Cuida-se de Apelações Cíveis, a primeira, (Id 6032006) proposta por ANTÔNIO FRANCISCO DO NASCIMENTO, regularmente qualificado nos autos, impugnando sentença (Id 6031999) proferida nos autos da ação ordinária por ele proposta em face do ESTADO DO PIAUÍ, também qualificado, ora apelado.
Assegura que é servidor público militar e como tal faz jus ao 13º salário e abono de férias calculados com base na remuneração, compreendendo soldo, gratificações e adicionais. No entanto, a sentença deu pela improcedência do pedido de inclusão das vantagens de adicional noturno, auxílio-refeição para efeito de cálculo. Requer seja declarado o seu direito de receber o 13° (décimo terceiro) salário, bem como, 1/3 (um terço) de férias, calculados sobre o vencimento integral, condenando a ré, ainda, ao pagamento retroativo dos valores não pagos. Requer, também, a inversão ônus sucumbencial.
Na segunda apelação, Id 6032008, proposta pelo O ESTADO DO PIAUÍ, alegando que a forma correta do cálculo dos valores referentes às férias e (décimo terceiro) salário deve seguir os critérios legais. Requer o conhecimento e provimento do apelo para: i) indeferir o pedido de gratuidade judicial; ii) reformar a sentença para que o abono de permanência não seja inserido na base de cálculo do terço de férias e do décimo terceiro salário. Subsidiariamente, caso mantida a condenação, seja reconhecida a sucumbência mínima, ou que os honorários devidos à parte adversa incidam apenas sobre o montante da condenação do Estado, e não sobre o valor da causa.

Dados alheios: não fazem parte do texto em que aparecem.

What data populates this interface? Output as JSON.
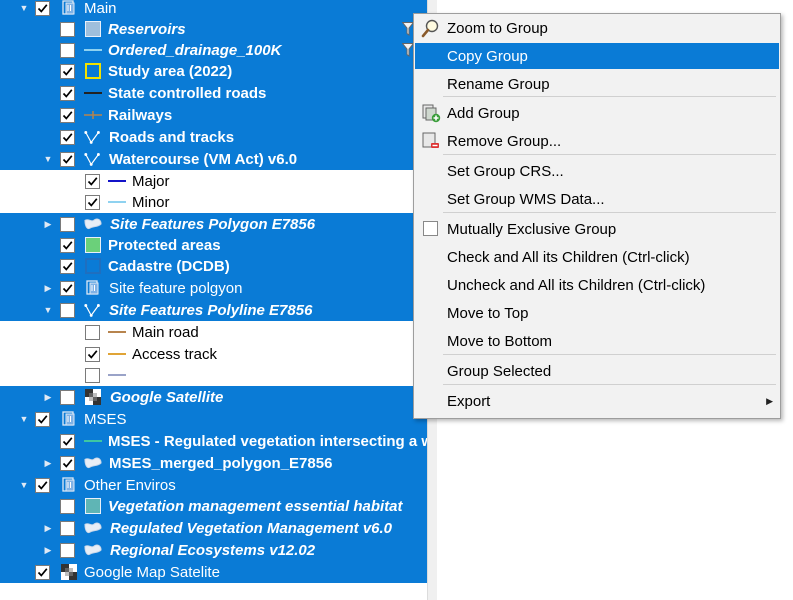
{
  "layers_panel": {
    "rows": [
      {
        "label": "Main",
        "checked": true,
        "expand": "open",
        "style": "normal",
        "icon": "group"
      },
      {
        "label": "Reservoirs",
        "checked": false,
        "style": "bold-italic",
        "icon": "swatch-fill"
      },
      {
        "label": "Ordered_drainage_100K",
        "checked": false,
        "style": "bold-italic",
        "icon": "line-symbol"
      },
      {
        "label": "Study area (2022)",
        "checked": true,
        "style": "bold",
        "icon": "swatch-outline"
      },
      {
        "label": "State controlled roads",
        "checked": true,
        "style": "bold",
        "icon": "line-symbol"
      },
      {
        "label": "Railways",
        "checked": true,
        "style": "bold",
        "icon": "railway-symbol"
      },
      {
        "label": "Roads and tracks",
        "checked": true,
        "style": "bold",
        "icon": "rule-based"
      },
      {
        "label": "Watercourse (VM Act) v6.0",
        "checked": true,
        "expand": "open",
        "style": "bold",
        "icon": "rule-based"
      },
      {
        "label": "Major",
        "checked": true,
        "style": "normal",
        "icon": "line-symbol"
      },
      {
        "label": "Minor",
        "checked": true,
        "style": "normal",
        "icon": "line-symbol"
      },
      {
        "label": "Site Features Polygon E7856",
        "checked": false,
        "expand": "closed",
        "style": "bold-italic",
        "icon": "polygon"
      },
      {
        "label": "Protected areas",
        "checked": true,
        "style": "bold",
        "icon": "swatch-fill"
      },
      {
        "label": "Cadastre (DCDB)",
        "checked": true,
        "style": "bold",
        "icon": "swatch-outline"
      },
      {
        "label": "Site feature polgyon",
        "checked": true,
        "expand": "closed",
        "style": "normal",
        "icon": "group"
      },
      {
        "label": "Site Features Polyline E7856",
        "checked": false,
        "expand": "open",
        "style": "bold-italic",
        "icon": "rule-based"
      },
      {
        "label": "Main road",
        "checked": false,
        "style": "normal",
        "icon": "line-symbol"
      },
      {
        "label": "Access track",
        "checked": true,
        "style": "normal",
        "icon": "line-symbol"
      },
      {
        "label": "",
        "checked": false,
        "style": "normal",
        "icon": "line-symbol"
      },
      {
        "label": "Google Satellite",
        "checked": false,
        "expand": "closed",
        "style": "bold-italic",
        "icon": "raster"
      },
      {
        "label": "MSES",
        "checked": true,
        "expand": "open",
        "style": "normal",
        "icon": "group"
      },
      {
        "label": "MSES - Regulated vegetation intersecting a watercourse",
        "checked": true,
        "style": "bold",
        "icon": "line-symbol"
      },
      {
        "label": "MSES_merged_polygon_E7856",
        "checked": true,
        "expand": "closed",
        "style": "bold",
        "icon": "polygon"
      },
      {
        "label": "Other Enviros",
        "checked": true,
        "expand": "open",
        "style": "normal",
        "icon": "group"
      },
      {
        "label": "Vegetation management essential habitat",
        "checked": false,
        "style": "bold-italic",
        "icon": "swatch-fill"
      },
      {
        "label": "Regulated Vegetation Management v6.0",
        "checked": false,
        "expand": "closed",
        "style": "bold-italic",
        "icon": "polygon"
      },
      {
        "label": "Regional Ecosystems v12.02",
        "checked": false,
        "expand": "closed",
        "style": "bold-italic",
        "icon": "polygon"
      },
      {
        "label": "Google Map Satelite",
        "checked": true,
        "style": "normal",
        "icon": "raster"
      }
    ]
  },
  "context_menu": {
    "items": [
      {
        "label": "Zoom to Group",
        "icon": "zoom-icon"
      },
      {
        "label": "Copy Group",
        "highlighted": true
      },
      {
        "label": "Rename Group"
      },
      {
        "label": "Add Group",
        "icon": "add-group-icon"
      },
      {
        "label": "Remove Group...",
        "icon": "remove-group-icon"
      },
      {
        "label": "Set Group CRS..."
      },
      {
        "label": "Set Group WMS Data..."
      },
      {
        "label": "Mutually Exclusive Group",
        "checkable": true
      },
      {
        "label": "Check and All its Children (Ctrl-click)"
      },
      {
        "label": "Uncheck and All its Children (Ctrl-click)"
      },
      {
        "label": "Move to Top"
      },
      {
        "label": "Move to Bottom"
      },
      {
        "label": "Group Selected"
      },
      {
        "label": "Export",
        "submenu": true
      }
    ]
  },
  "colors": {
    "selection": "#0a7bd6",
    "study_area": "#f2e200",
    "protected": "#6bd07a",
    "reservoir": "#9fbfdc",
    "major": "#1313c8",
    "minor": "#8fd2f0",
    "road": "#b7844e",
    "track": "#e0a436",
    "unnamed": "#9aa3c8",
    "mses": "#3ec7a2",
    "veg_habitat": "#5fb5b5",
    "cadastre": "#1f6fbf"
  }
}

O Estado do Piauí apresentou contrarrazões ao recurso do autor, Id 6032012, rechaçando os pontos suscitados e pede o seu desprovimento, com a majoração dos honorários recursais.
O apelado/autor retrucou a impugnação do Estado do Piauí quanto à concessão da gratuidade judicial, Id 15958403.
O Ministério Público deixou de emitir parecer de mérito, por não visualizar interesse público que justifique intervenção do Parquet, Id 6440563.
É o relatório.
Inclua-se em pauta de julgamento.
Cumpra-se.
Teresina, data e assinatura do sistema.
Passo ao voto.
Voto
Atendidos os pressupostos de admissibilidade, conheço dos Apelos.
A questão meritória envolve, em síntese, a condenação do Requerido ao pagamento de valores não pagos a título de décimo terceiro salário e terço de férias com base na sua remuneração integral, dos últimos cinco anos.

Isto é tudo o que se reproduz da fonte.